In the Stable Roommates Problem (SR), a set of $2n$ agents rank one another in a linear order. The goal is to find a matching that is stable, one that has no pair of agents who mutually prefer each other over their assigned partners. We consider the problem of finding an {\it optimal} stable matching. Agents associate weights with each of their potential partners, and the goal is to find a stable matching that minimizes the sum of the associated weights. Efficient algorithms exist for finding optimal stable marriages in the Stable Marriage Problem (SM), but the problem is NP-hard for general SR instances.

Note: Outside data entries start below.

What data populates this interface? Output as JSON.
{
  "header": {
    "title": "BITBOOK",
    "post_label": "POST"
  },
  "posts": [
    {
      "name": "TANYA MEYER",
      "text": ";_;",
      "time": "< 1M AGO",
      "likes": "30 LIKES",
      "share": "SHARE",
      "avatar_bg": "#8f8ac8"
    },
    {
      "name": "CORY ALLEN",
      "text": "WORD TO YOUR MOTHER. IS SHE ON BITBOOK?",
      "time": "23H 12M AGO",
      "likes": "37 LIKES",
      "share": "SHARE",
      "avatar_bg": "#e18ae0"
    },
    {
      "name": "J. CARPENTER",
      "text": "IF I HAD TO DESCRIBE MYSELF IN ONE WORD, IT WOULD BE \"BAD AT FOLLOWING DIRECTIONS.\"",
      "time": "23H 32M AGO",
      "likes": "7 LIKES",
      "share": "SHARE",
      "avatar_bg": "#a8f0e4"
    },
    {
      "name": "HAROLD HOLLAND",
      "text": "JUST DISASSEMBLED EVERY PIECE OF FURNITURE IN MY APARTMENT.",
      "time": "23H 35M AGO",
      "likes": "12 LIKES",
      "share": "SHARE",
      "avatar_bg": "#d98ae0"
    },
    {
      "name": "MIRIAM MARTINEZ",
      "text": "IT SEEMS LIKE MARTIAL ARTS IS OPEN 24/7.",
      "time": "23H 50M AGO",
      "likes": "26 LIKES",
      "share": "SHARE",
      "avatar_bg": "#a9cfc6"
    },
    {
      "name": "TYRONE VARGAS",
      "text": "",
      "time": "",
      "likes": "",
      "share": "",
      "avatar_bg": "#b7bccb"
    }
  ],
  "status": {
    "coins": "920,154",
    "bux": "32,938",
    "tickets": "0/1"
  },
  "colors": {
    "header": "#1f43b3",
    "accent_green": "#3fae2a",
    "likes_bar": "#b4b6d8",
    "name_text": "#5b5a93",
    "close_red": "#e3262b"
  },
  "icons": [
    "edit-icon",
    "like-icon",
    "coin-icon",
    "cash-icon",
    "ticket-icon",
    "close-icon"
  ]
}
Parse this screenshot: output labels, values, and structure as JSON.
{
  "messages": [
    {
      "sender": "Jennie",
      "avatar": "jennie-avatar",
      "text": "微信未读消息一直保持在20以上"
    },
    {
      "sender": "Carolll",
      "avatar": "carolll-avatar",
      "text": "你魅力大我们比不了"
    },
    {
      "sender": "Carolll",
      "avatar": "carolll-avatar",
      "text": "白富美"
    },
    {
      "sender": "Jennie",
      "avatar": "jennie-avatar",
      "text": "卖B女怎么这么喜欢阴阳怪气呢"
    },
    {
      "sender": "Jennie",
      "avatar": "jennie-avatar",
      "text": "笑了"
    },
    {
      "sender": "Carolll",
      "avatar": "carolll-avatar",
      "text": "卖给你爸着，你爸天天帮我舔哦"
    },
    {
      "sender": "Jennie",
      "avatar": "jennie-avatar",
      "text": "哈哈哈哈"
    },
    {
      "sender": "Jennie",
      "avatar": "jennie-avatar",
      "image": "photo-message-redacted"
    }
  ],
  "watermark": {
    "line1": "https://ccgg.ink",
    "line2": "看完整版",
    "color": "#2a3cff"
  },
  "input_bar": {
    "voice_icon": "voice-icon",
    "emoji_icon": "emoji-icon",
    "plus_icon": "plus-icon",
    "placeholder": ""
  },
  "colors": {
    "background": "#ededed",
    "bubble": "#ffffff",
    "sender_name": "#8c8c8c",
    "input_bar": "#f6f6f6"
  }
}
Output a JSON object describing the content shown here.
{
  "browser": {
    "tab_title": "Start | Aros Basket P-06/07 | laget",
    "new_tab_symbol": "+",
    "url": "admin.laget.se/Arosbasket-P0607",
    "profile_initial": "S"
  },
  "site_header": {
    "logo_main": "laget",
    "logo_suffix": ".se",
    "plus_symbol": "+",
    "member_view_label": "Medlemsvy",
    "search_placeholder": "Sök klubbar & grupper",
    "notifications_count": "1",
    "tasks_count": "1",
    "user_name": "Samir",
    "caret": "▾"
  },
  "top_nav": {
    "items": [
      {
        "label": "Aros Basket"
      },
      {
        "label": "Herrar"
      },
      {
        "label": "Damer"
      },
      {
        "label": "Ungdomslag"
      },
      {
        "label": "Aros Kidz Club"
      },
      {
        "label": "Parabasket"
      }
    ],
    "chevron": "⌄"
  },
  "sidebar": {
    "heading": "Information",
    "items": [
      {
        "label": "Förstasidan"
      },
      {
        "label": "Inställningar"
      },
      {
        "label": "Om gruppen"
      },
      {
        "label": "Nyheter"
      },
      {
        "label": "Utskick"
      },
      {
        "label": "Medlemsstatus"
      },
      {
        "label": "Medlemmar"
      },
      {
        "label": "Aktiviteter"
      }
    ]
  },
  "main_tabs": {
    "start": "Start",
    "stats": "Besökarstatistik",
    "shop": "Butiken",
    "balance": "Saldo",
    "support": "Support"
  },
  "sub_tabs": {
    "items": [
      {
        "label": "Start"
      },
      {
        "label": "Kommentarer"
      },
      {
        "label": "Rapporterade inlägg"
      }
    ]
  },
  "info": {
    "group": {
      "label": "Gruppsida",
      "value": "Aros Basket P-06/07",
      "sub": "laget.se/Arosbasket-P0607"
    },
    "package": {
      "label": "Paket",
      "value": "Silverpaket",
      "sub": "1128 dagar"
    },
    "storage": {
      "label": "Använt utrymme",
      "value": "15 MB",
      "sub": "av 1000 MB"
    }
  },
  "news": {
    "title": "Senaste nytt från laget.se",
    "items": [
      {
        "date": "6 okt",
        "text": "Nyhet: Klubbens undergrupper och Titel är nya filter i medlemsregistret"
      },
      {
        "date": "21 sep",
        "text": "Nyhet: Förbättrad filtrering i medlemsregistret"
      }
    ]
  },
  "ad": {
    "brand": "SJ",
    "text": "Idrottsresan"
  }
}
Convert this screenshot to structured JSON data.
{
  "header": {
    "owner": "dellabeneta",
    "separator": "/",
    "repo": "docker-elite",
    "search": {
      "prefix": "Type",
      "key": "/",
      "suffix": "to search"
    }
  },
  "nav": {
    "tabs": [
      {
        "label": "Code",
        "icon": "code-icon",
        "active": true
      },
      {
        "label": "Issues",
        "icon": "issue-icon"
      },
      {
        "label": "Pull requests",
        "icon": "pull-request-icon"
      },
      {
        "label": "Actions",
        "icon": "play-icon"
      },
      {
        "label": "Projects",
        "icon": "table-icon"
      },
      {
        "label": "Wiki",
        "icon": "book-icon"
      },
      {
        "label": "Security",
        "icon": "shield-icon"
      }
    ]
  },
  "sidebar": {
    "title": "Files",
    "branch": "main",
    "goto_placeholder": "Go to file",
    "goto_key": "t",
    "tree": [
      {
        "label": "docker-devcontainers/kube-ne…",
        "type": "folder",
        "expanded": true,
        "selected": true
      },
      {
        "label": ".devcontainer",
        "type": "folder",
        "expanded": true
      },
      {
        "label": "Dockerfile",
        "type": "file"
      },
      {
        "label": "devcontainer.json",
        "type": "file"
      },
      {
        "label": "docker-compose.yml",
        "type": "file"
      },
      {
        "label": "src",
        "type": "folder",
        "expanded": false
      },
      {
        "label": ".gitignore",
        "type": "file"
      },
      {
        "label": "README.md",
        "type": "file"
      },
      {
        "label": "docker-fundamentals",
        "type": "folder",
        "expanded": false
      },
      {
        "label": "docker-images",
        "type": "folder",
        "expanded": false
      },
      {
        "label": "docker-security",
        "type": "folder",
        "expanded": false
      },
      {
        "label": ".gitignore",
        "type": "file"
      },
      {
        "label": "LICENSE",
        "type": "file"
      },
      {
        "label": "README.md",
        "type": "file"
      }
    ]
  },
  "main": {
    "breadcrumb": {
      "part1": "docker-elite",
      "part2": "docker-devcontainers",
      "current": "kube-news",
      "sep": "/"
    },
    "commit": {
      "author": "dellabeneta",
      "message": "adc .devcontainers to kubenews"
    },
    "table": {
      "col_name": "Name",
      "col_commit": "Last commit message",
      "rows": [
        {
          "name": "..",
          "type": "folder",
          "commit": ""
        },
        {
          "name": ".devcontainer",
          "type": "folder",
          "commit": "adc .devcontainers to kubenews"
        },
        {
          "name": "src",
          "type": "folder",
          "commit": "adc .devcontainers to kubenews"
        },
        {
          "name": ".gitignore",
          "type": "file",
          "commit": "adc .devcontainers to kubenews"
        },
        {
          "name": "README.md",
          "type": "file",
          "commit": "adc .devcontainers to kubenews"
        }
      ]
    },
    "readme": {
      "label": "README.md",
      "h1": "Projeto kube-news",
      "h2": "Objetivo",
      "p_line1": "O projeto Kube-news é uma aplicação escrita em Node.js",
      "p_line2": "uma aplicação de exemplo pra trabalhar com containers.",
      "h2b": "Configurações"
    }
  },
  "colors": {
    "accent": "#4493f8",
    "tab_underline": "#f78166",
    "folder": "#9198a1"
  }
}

In this paper, we define a notion of structural distance between SR instances and SM instances, which we call the \emph{minimum crossing distance}. When an SR instance has minimum crossing distance $0$, the instance is structurally equivalent to an SM instance, and this structure can be exploited to find optimal stable matchings efficiently. More generally, we show that for an SR instance with minimum crossing distance $k$, optimal stable matchings can be computed in time $2^{O(k)} n^{O(1)}$. Thus, the optimal stable matching problem is fixed parameter tractable (FPT) with respect to minimum crossing distance.

翻译：在稳定室友问题（SR）中，一组 $2n$ 个代理按线性顺序相互排名，目标是找到一个不存在相互偏好对方胜过当前伴侣的配对对的稳定匹配。我们考虑寻找{\it最优}稳定匹配的问题：代理为其每个潜在伴侣赋予权重，目标是最小化所有权重之和的稳定匹配。稳定婚姻问题（SM）中已存在寻找最优稳定婚姻的高效算法，但一般SR实例下的该问题是NP难的。本文定义了SR实例与SM实例之间的结构距离概念，称为\emph{最小交叉距离}。当SR实例的最小交叉距离为$0$时，该实例在结构上等价于SM实例，且可利用此结构高效求解最优稳定匹配。更一般地，我们证明：对于最小交叉距离为$k$的SR实例，可在$2^{O(k)} n^{O(1)}$时间内计算出最优稳定匹配。因此，最优稳定匹配问题相对于最小交叉距离是固定参数可解的（FPT）。